“When I write a song, I start out with a visual representation,” says Greg Ullery, motioning to a series of photographs of astronauts, torn from magazines and printed off of the web, taped to an otherwise white wall inside his Venice Beach loft. “So if a piece of the melody is supposed to feel spacey, I’ll look at images of the moon or of solar systems for awhile, to get going.” Ullery describes this trademark style of his as “narrative minimalism:” a strong, clean aesthetic, derived from an initial sense of story. The same sensibility served as the founding principle behind Riviera Club, the cult-adored men’s label Ullery launched in Santa Barbara during his twenties with his friends, Derek Buse and Joe Sadler, a collaboration that ultimately led him to Lucky Brand, and to Los Angeles, where he now divides his time between surfing, songwriting, and scouring the globe for sartorial inspiration.

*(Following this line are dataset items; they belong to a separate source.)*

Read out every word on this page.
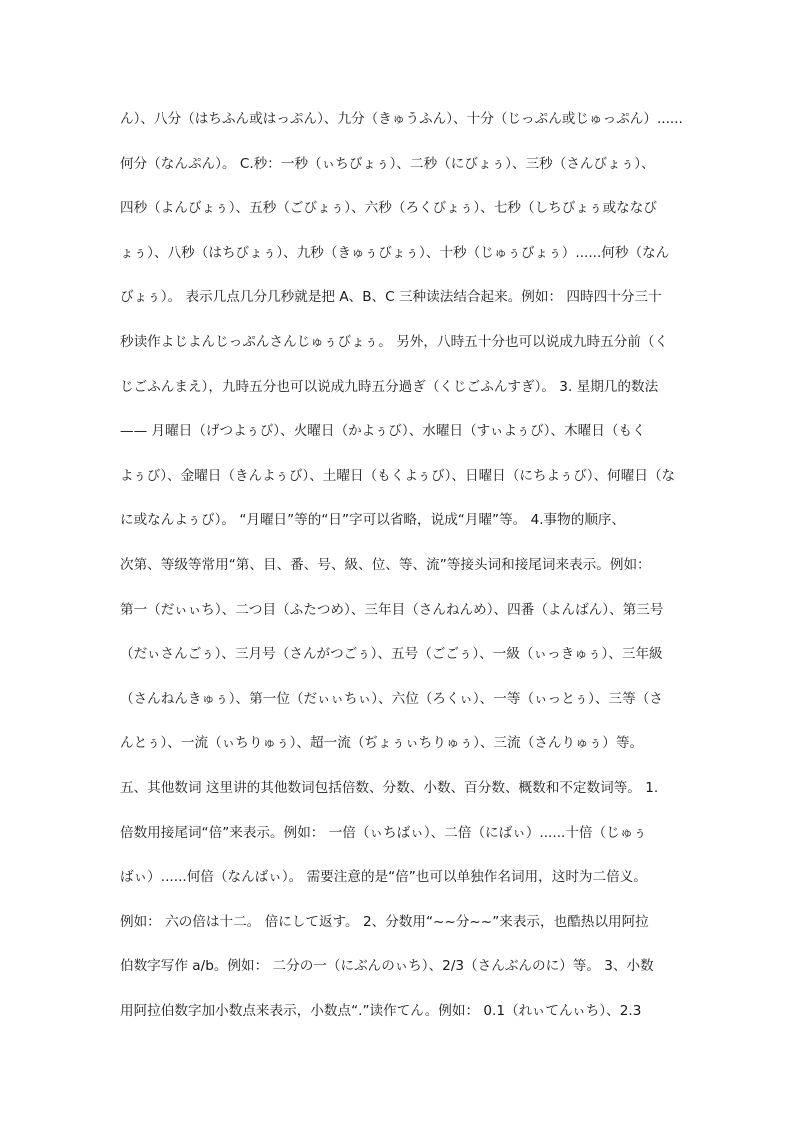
ん）、八分（はちふん或はっぷん）、九分（きゅうふん）、十分（じっぷん或じゅっぷん）......
何分（なんぷん）。 C.秒：一秒（ぃちびょぅ）、二秒（にびょぅ）、三秒（さんびょぅ）、
四秒（よんびょぅ）、五秒（ごびょぅ）、六秒（ろくびょぅ）、七秒（しちびょぅ或ななび
ょぅ）、八秒（はちびょぅ）、九秒（きゅぅびょぅ）、十秒（じゅぅびょぅ）......何秒（なん
びょぅ）。 表示几点几分几秒就是把 A、B、C 三种读法结合起来。例如： 四時四十分三十
秒读作よじよんじっぷんさんじゅぅびょぅ。 另外，八時五十分也可以说成九時五分前（く
じごふんまえ），九時五分也可以说成九時五分過ぎ（くじごふんすぎ）。 3. 星期几的数法
—— 月曜日（げつよぅび）、火曜日（かよぅび）、水曜日（すぃよぅび）、木曜日（もく
よぅび）、金曜日（きんよぅび）、土曜日（もくよぅび）、日曜日（にちよぅび）、何曜日（な
に或なんよぅび）。 “月曜日”等的“日”字可以省略，说成“月曜”等。 4.事物的顺序、
次第、等级等常用“第、目、番、号、級、位、等、流”等接头词和接尾词来表示。例如：
第一（だぃぃち）、二つ目（ふたつめ）、三年目（さんねんめ）、四番（よんばん）、第三号
（だぃさんごぅ）、三月号（さんがつごぅ）、五号（ごごぅ）、一級（ぃっきゅぅ）、三年級
（さんねんきゅぅ）、第一位（だぃぃちぃ）、六位（ろくぃ）、一等（ぃっとぅ）、三等（さ
んとぅ）、一流（ぃちりゅぅ）、超一流（ぢょぅぃちりゅぅ）、三流（さんりゅぅ）等。
五、其他数词 这里讲的其他数词包括倍数、分数、小数、百分数、概数和不定数词等。 1.
倍数用接尾词“倍”来表示。例如： 一倍（ぃちばぃ）、二倍（にばぃ）......十倍（じゅぅ
ばぃ）......何倍（なんばぃ）。 需要注意的是“倍”也可以单独作名词用，这时为二倍义。
例如： 六の倍は十二。 倍にして返す。 2、分数用“~~分~~”来表示，也酷热以用阿拉
伯数字写作 a/b。例如： 二分の一（にぶんのぃち）、2/3（さんぶんのに）等。 3、小数
用阿拉伯数字加小数点来表示，小数点“.”读作てん。例如： 0.1（れぃてんぃち）、2.3
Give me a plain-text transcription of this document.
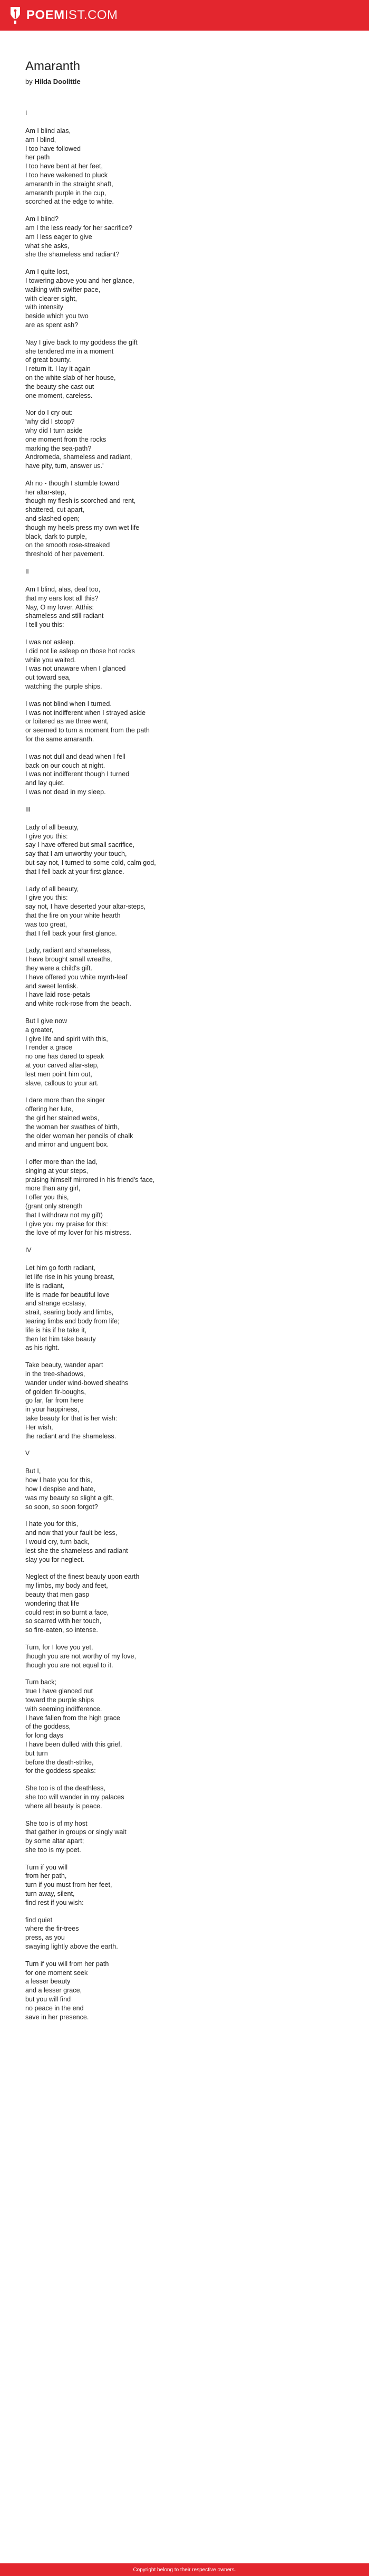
POEMIST.COM
Amaranth
by Hilda Doolittle
I
Am I blind alas,
am I blind,
I too have followed
her path
I too have bent at her feet,
I too have wakened to pluck
amaranth in the straight shaft,
amaranth purple in the cup,
scorched at the edge to white.
Am I blind?
am I the less ready for her sacrifice?
am I less eager to give
what she asks,
she the shameless and radiant?
Am I quite lost,
I towering above you and her glance,
walking with swifter pace,
with clearer sight,
with intensity
beside which you two
are as spent ash?
Nay I give back to my goddess the gift
she tendered me in a moment
of great bounty.
I return it. I lay it again
on the white slab of her house,
the beauty she cast out
one moment, careless.
Nor do I cry out:
'why did I stoop?
why did I turn aside
one moment from the rocks
marking the sea-path?
Andromeda, shameless and radiant,
have pity, turn, answer us.'
Ah no - though I stumble toward
her altar-step,
though my flesh is scorched and rent,
shattered, cut apart,
and slashed open;
though my heels press my own wet life
black, dark to purple,
on the smooth rose-streaked
threshold of her pavement.
II
Am I blind, alas, deaf too,
that my ears lost all this?
Nay, O my lover, Atthis:
shameless and still radiant
I tell you this:
I was not asleep.
I did not lie asleep on those hot rocks
while you waited.
I was not unaware when I glanced
out toward sea,
watching the purple ships.
I was not blind when I turned.
I was not indifferent when I strayed aside
or loitered as we three went,
or seemed to turn a moment from the path
for the same amaranth.
I was not dull and dead when I fell
back on our couch at night.
I was not indifferent though I turned
and lay quiet.
I was not dead in my sleep.
III
Lady of all beauty,
I give you this:
say I have offered but small sacrifice,
say that I am unworthy your touch,
but say not, I turned to some cold, calm god,
that I fell back at your first glance.
Lady of all beauty,
I give you this:
say not, I have deserted your altar-steps,
that the fire on your white hearth
was too great,
that I fell back your first glance.
Lady, radiant and shameless,
I have brought small wreaths,
they were a child's gift.
I have offered you white myrrh-leaf
and sweet lentisk.
I have laid rose-petals
and white rock-rose from the beach.
But I give now
a greater,
I give life and spirit with this,
I render a grace
no one has dared to speak
at your carved altar-step,
lest men point him out,
slave, callous to your art.
I dare more than the singer
offering her lute,
the girl her stained webs,
the woman her swathes of birth,
the older woman her pencils of chalk
and mirror and unguent box.
I offer more than the lad,
singing at your steps,
praising himself mirrored in his friend's face,
more than any girl,
I offer you this,
(grant only strength
that I withdraw not my gift)
I give you my praise for this:
the love of my lover for his mistress.
IV
Let him go forth radiant,
let life rise in his young breast,
life is radiant,
life is made for beautiful love
and strange ecstasy,
strait, searing body and limbs,
tearing limbs and body from life;
life is his if he take it,
then let him take beauty
as his right.
Take beauty, wander apart
in the tree-shadows,
wander under wind-bowed sheaths
of golden fir-boughs,
go far, far from here
in your happiness,
take beauty for that is her wish:
Her wish,
the radiant and the shameless.
V
But I,
how I hate you for this,
how I despise and hate,
was my beauty so slight a gift,
so soon, so soon forgot?
I hate you for this,
and now that your fault be less,
I would cry, turn back,
lest she the shameless and radiant
slay you for neglect.
Neglect of the finest beauty upon earth
my limbs, my body and feet,
beauty that men gasp
wondering that life
could rest in so burnt a face,
so scarred with her touch,
so fire-eaten, so intense.
Turn, for I love you yet,
though you are not worthy of my love,
though you are not equal to it.
Turn back;
true I have glanced out
toward the purple ships
with seeming indifference.
I have fallen from the high grace
of the goddess,
for long days
I have been dulled with this grief,
but turn
before the death-strike,
for the goddess speaks:
She too is of the deathless,
she too will wander in my palaces
where all beauty is peace.
She too is of my host
that gather in groups or singly wait
by some altar apart;
she too is my poet.
Turn if you will
from her path,
turn if you must from her feet,
turn away, silent,
find rest if you wish:
find quiet
where the fir-trees
press, as you
swaying lightly above the earth.
Turn if you will from her path
for one moment seek
a lesser beauty
and a lesser grace,
but you will find
no peace in the end
save in her presence.
Copyright belong to their respective owners.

Just a few blocks from the shore and from Venice’s eclectic street scene, Ullery’s loft is outfitted with little more than the basic necessities of a creative, California life. A pair of surfboards, one shiny and red, one dinged up and white. Several Fender guitars. A fridge full of neatly-organized Fiji waters, Coronas and Perriers. A closet stocked with several white T-shirts on hangers, folded jeans and a single indigo blazer.
Clockwise from left: A jar of preserves from Gjelina, one of Ullery’s favorite hangouts. A stack of art books and a propeller from an installation Ullery did for Ron Herman. Objects from Ullery’s vintage photography collection. Images Ullery references while songwriting. Heirloom Beatles Bobbleheads.
Against the meticulously arranged backdrop of the space, a row of pottery displayed on a shelf in the kitchen both blends in and makes itself known. The ceramics were all handmade by Ullery’s father, Greg. A rough-hewn wooden bench on Ullery’s patio reflects his uncle’s craftsmanship. “He can build pretty much anything,” says Ullery, of his uncle Dave, who also first taught him to play guitar and to write music. Now, Ullery applies the imaginative discernment he inherited from his uncle and father to trendspotting travels in India, Mexico and Japan. To establish Lucky Brand’s spring men’s collection, for instance, Ullery handpicked textiles from a renowned Japanese mill and scoped out Tokyo streetlife with an eye for the little nuances that lend a fresh twist to a blazer or to denim. After all, in Ullery’s words: “You have to be pretty creative to reinvent a 5-pocket jean.”